Thursday, February 3, 2011

Introduction to Educational Games

Last week I did a quick introduction to educational games for our game development club.  There is a client who is hoping to give students an opportunity to create some games relating to Canadian history for use on their website. I was hoping to give a bit of background to the group so they could stand on solid ground when designing their games.  Below is a blog version of my talk. Some content will be similar to a post I did a while back on education games.

The first order of business is to differentiate between educational games and edutainment.  As described in Educational Video Game Design: A Review of the Literature, the difference is simply that edutainment is all about "skill and drill," while educational games "require strategizing, hypothesis testing, or problem-solving, usually with higher order thinking rather than rote memorization or simple comprehension."

I think that edutainment has earned a bit of a reputation for being not that fun, since many end up being flash cards shoved into a game.  On the other hand, the higher order thinking educational games strive for isn't easy to design, and I'm not sure how many great examples of it there are.  Certainly some subject areas, like history, seem easier to convey in these types of games.  I'd like to push other areas like computer science to fit well, too.

Photo: Bored by Clover_1

One of the reasons that games are used in learning is motivation. If students aren't terribly motivated to fill in their times table charts multiple times, then attach a game to the task! But what really motivates? Is it really that simple?

In the same literature review, it is stated that motivation comes from two main places: narrative context, and goals and rewards (both intrinsic and extrinsic).  With motivation comes a better ability to remember things.

Story helps integrate what is known with what is plausible.  It helps give context (think situated learning, at least in terms of how James Paul Gee sees it).  And, most of all, it motivates.

Goals and rules also motivate, as we said earlier, and they are not less important than narrative necessarily.  But they should be well integrated into the story. An interplay of short, medium, and long term goals should be used throughout the game to draw players into the story line.

I already talked about learning outcomes in the previous post, so I'll just point out again the importance of 21st Century Skills.  I see it all the time with fresh new undergrads: they don't know how to Google! And these are computer science students.  We need to train students how to find information online, how to determine its reliability, and what to do with it.  That's just one example of the "skills, knowledge and expertise students should master to succeed in work and life in the 21st century."

This last slide comes from another book I've mentioned a few times on this blog, Ecology of Games: Connecting Youth, Games, and Learning.
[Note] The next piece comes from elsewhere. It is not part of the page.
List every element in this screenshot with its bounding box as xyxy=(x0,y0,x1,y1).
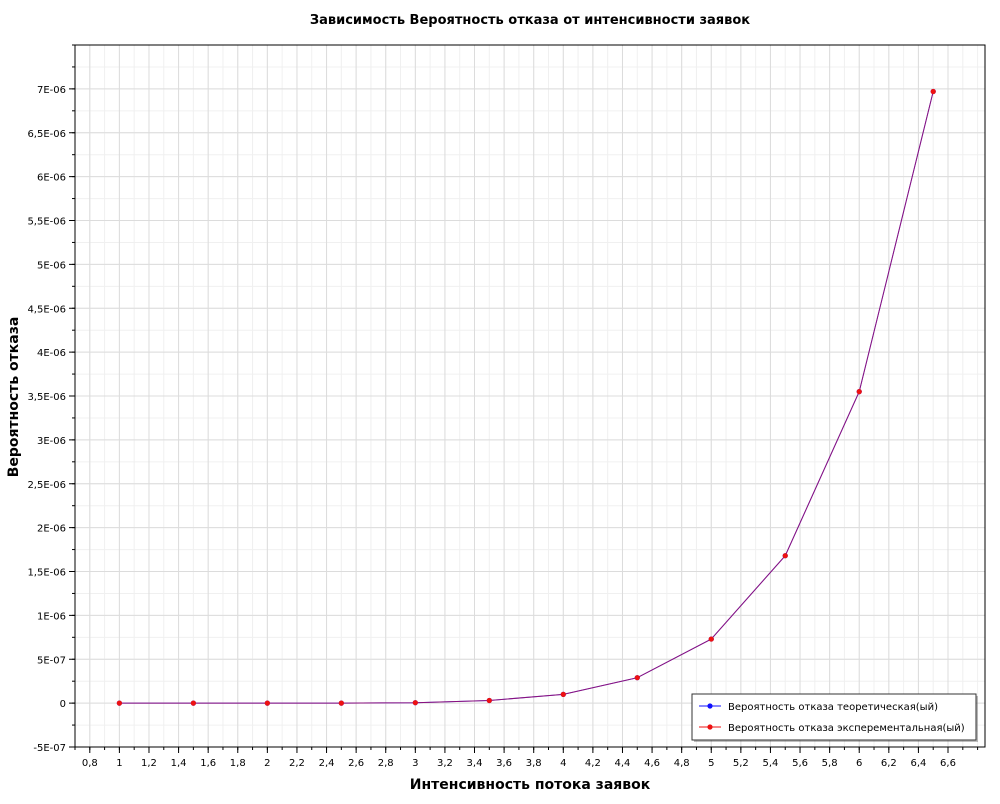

In the first chapter, James Paul Gee gives five conditions an experience needs to be useful for learning.  I like to use these as a bit of a checklist when I'm thinking about whether a game experience I've designed is going to be effective.  Here are a few details about each condition, quoted from the book:
  • specific goals: “Humans store their experiences best in terms of goals, and how these goals did or did not work out”
  • interpretation: “thinking - in action and after action - about how our goals relate to our reasoning in the situation” and “extracting lessons learned and anticipating when and where those lessons might be useful”
  • immediate feedback: “recognize and assess their errors and see where their expectations have failed” and “explain their errors and why their expectations failed”
  • application of previous experience: “so they can “debug” and improve their interpretations of these experiences, gradually generalizing them beyond specific contexts”
  • learning from peers and experts: “Social interaction, discussion, and sharing with peers, as well as mentoring from others who are more advanced, are important”
And that's that.  I highly recommend the two sources cited in this post if you're interested in getting started with educational games from either an industry or academic research perspective. If you've got any must-read sources, please do share them in the comments!


Valerie Chernek said...

Gail: Here are a number of controlled studies accomplished with young children who have autism. The research demonstrates how computer aided instruction, animation, video modeling and educational rewards motivated children to learn.

Excellent Blog!

Gail Carmichael said...

Thanks for the link! Interestingly, I do see a lot of titles with "autism" in them when I search the literature for educational games. Definitely seems like a topic of interest, and one with potential to help!